When people talk about the roles fathers play in families, too often Black dads are left out of the narrative, stereotyped, or misunderstood. The truth, as shown by solid national data, is that Black fathers do show up. They care deeply, they engage meaningfully, and they contribute in ways that make big differences in their children’s lives. Here’s why we should celebrate them, grounded in what the CDC finds.
1. Daily involvement in small moments that matter
Parenting isn’t just about big gestures. It’s in the everyday: eating together, playing, helping with bath time, reading, talking about the day. The CDC report measures frequency of things fathers do every day or several times a week with children. And Black fathers are punching well above what stereotypes suggest.
Feeding / shared meals (children under 5): Among fathers who live with children under age 5, non-Hispanic Black fathers are especially likely to eat meals (or feed) them daily. For example, 78% of non-Hispanic Black coresidential fathers ate meals every day with children under 5, compared with 74% of non-Hispanic white fathers. (CDC)
Bathing, dressing, diapering (young children): Black fathers who live with children under 5 are most likely of the demographic groups considered to bathe/dress/diaper every day.

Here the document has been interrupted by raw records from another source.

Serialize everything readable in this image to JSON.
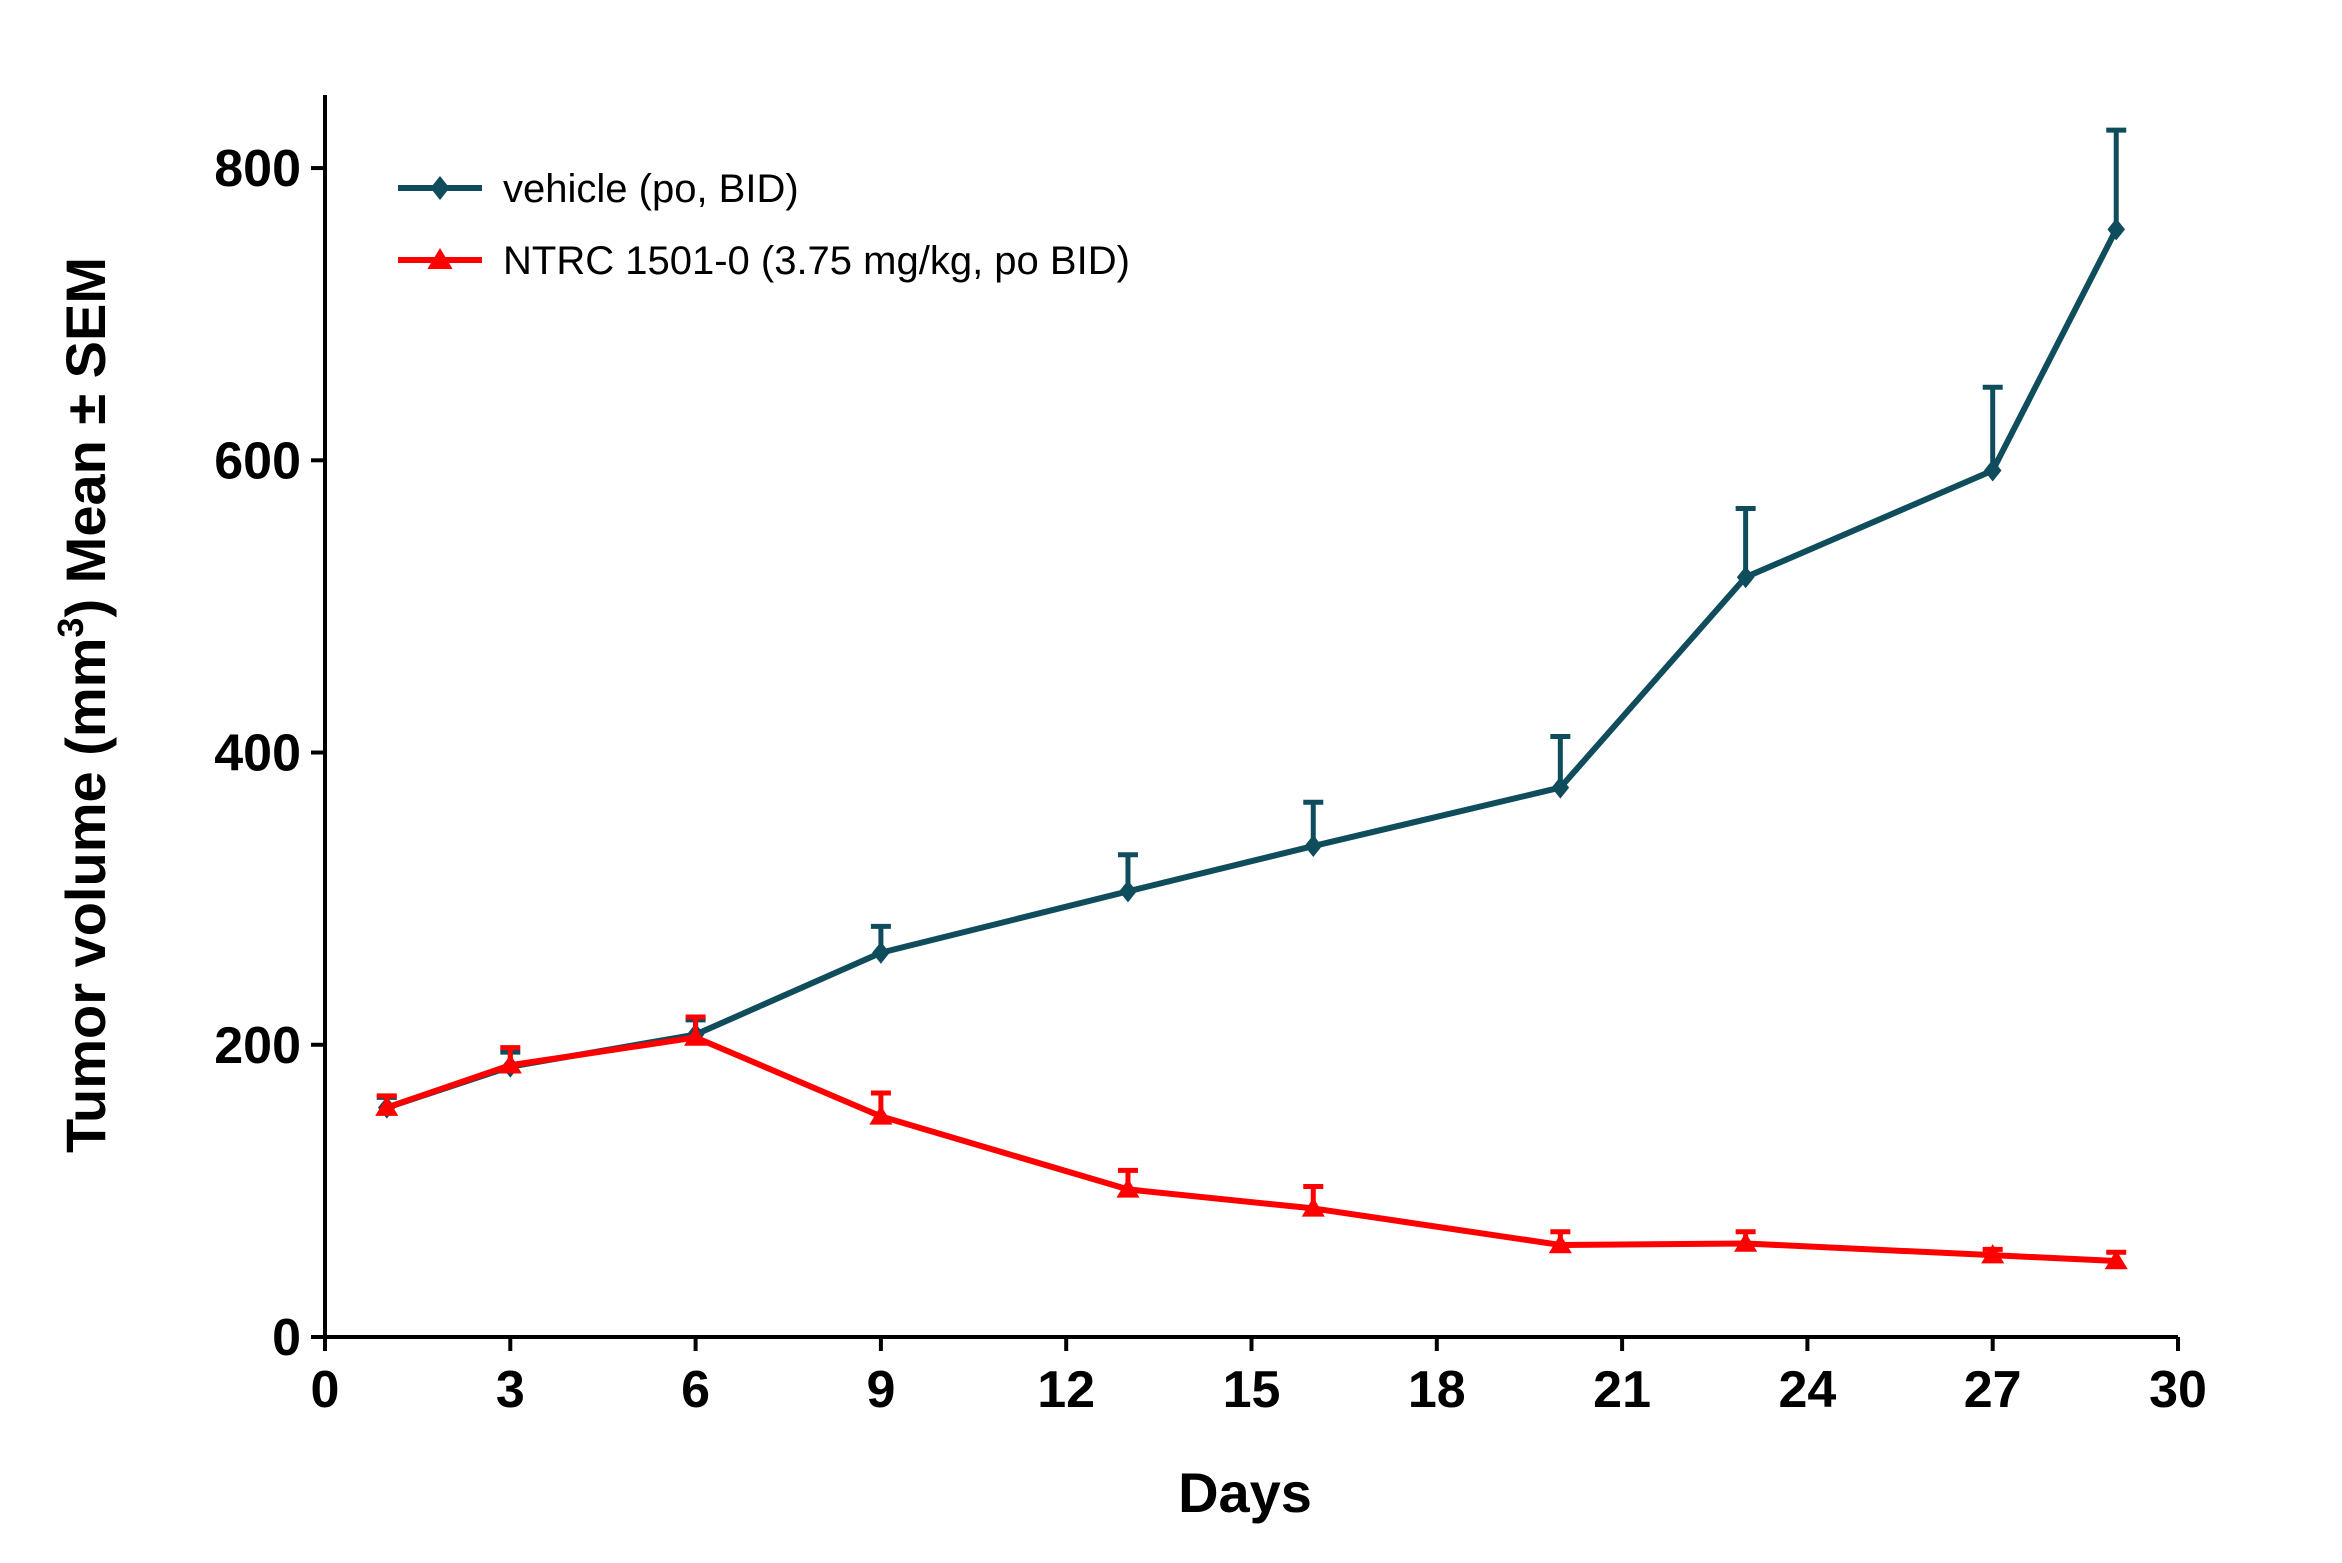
{
  "chart_data": {
    "type": "line",
    "xlabel": "Days",
    "ylabel_main": "Tumor volume (mm",
    "ylabel_sup": "3",
    "ylabel_rest": ") Mean ± SEM",
    "xlim": [
      0,
      30
    ],
    "ylim": [
      0,
      850
    ],
    "xticks": [
      0,
      3,
      6,
      9,
      12,
      15,
      18,
      21,
      24,
      27,
      30
    ],
    "yticks": [
      0,
      200,
      400,
      600,
      800
    ],
    "grid": false,
    "legend_position": "top-left",
    "series": [
      {
        "name": "vehicle (po, BID)",
        "color": "#0f4c5c",
        "marker": "diamond",
        "x": [
          1,
          3,
          6,
          9,
          13,
          16,
          20,
          23,
          27,
          29
        ],
        "y": [
          157,
          185,
          207,
          263,
          305,
          336,
          376,
          520,
          593,
          758
        ],
        "error": [
          7,
          10,
          10,
          18,
          25,
          30,
          35,
          47,
          57,
          68
        ]
      },
      {
        "name": "NTRC 1501-0 (3.75 mg/kg, po BID)",
        "color": "#ff0000",
        "marker": "triangle",
        "x": [
          1,
          3,
          6,
          9,
          13,
          16,
          20,
          23,
          27,
          29
        ],
        "y": [
          157,
          186,
          205,
          151,
          101,
          88,
          63,
          64,
          56,
          52
        ],
        "error": [
          8,
          12,
          14,
          16,
          13,
          15,
          9,
          8,
          4,
          6
        ]
      }
    ]
  }
}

Roughly 70% of Black coresidential fathers did these care tasks daily, more often than white or Hispanic fathers in the same bracket. (CDC)
Reading to children: While reading every day is a stretch for many (especially under non-residential conditions), the data show that among coresidential fathers, Black fathers’ rates are strong. The report shows variations by race, age, education, but Black fathers are consistently part of the engaged group. (CDC)

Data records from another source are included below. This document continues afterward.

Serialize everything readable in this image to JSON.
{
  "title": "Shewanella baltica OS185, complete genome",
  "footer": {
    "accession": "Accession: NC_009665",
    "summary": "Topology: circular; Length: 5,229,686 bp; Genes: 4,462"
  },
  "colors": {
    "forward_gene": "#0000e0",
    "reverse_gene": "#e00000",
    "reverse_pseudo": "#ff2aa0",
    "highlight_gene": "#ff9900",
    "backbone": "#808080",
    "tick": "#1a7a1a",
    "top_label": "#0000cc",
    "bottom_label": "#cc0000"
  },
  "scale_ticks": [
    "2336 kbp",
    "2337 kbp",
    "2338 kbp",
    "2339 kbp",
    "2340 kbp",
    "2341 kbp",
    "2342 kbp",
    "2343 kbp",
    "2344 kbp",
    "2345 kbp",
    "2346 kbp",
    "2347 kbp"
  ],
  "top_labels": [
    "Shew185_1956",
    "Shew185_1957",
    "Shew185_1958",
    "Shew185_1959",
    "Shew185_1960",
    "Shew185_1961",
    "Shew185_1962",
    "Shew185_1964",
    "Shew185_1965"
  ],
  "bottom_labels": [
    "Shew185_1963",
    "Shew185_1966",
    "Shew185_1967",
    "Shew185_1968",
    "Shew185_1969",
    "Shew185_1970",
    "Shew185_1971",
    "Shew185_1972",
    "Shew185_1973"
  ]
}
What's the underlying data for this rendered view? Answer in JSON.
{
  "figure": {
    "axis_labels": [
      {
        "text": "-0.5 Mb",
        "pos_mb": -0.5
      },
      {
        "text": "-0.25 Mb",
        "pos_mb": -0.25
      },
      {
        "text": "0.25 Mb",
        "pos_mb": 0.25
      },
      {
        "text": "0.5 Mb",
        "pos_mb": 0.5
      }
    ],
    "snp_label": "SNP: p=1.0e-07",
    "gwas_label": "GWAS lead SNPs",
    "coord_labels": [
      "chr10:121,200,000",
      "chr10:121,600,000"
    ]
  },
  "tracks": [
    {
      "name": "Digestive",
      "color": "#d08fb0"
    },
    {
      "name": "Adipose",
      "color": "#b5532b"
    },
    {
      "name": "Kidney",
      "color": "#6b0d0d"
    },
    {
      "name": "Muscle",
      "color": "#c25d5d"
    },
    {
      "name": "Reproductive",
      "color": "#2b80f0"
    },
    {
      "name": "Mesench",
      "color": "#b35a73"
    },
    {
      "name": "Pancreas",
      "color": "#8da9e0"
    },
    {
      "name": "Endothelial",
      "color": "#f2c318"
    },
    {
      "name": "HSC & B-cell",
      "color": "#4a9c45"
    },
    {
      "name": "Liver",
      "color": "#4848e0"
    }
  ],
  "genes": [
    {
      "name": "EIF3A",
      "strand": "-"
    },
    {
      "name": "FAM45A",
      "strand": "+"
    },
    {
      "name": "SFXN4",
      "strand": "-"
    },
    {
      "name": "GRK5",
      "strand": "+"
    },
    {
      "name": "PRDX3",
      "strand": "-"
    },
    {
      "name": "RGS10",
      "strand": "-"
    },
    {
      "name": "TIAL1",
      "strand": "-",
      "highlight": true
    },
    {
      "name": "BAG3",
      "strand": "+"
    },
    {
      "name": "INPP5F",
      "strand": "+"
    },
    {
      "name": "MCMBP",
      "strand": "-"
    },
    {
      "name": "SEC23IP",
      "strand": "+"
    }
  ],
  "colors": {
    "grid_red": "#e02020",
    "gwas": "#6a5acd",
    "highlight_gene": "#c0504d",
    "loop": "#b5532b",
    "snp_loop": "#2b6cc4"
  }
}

2. Engagement even when fathers are not living with all their children
Sometimes fathers don’t live full-time with their children; life circumstances are complex. But involvement doesn’t stop there—and Black fathers are not absent just because they are non-coresidential.
Many fathers who live apart still maintain engagement via eating meals, playing, reading. Though the “every day” numbers drop vs coresidential fathers, Black nonresident fathers do better, proportionally, than many might assume. For example, the proportion of nonresident fathers who “never” eat a meal with their nonresident children is lower for Black fathers than for some other groups. (CDC)
With school-aged children (5-18 years), Black fathers living with their children are more likely than some peers to help with homework every day. The report specifically notes that 41% of Black coresidential fathers helped or checked homework daily, compared with 28% of white fathers and 29% of Hispanic fathers. (CDC)
3. Black dads’ self-perception: taking fatherhood seriously
It’s one thing to act, another to feel the weight and honor of what a father is and wants to be.
The CDC report asked fathers how good a job they think they’re doing. Unsurprisingly, fathers who live with their children are more likely to say they are doing very good jobs than those who do not live with their children. This includes many Black fathers. (CDC)
Even among fathers not living with all their children, many don’t see themselves as failing, they are doing what they can, and the involvement metrics show that. The narrative that nonresident means disengaged just doesn’t hold up to the data. (CDC)
4. Why this matters
Because father involvement, especially consistent, daily or near-daily involvement, correlates with so many positive outcomes:
Better cognitive development, academic success
Stronger emotional regulation, fewer behavior challenges
Reduced likelihood of risky behaviors in adolescence
Higher self-esteem and stability
Not just because fathers are present, but because they participate, they listen, nurture, teach, play.
Final Thoughts
Black fathers are often cast in deficit-oriented light in media and social conversation. That’s a choice, not a necessity. The CDC data shows Black fathers doing the work: feeding, dressing, teaching, helping with homework, being there emotionally. In all kinds of measurable ways, they contribute to their children’s growth, well-being, and opportunity.
So here’s to Black dads:
To those feeding their kids even when work schedules are tight.
To those helping with homework late at night.
To those reading the same bedtime book one more time, even though they’re exhausted.
To those stepping up, staying present, speaking life and love into children’s lives.
You are seen. You matter. Your everyday acts ripple outward, building stronger families, stronger communities. Thank you for being fathers, teachers, protectors, and inspirations.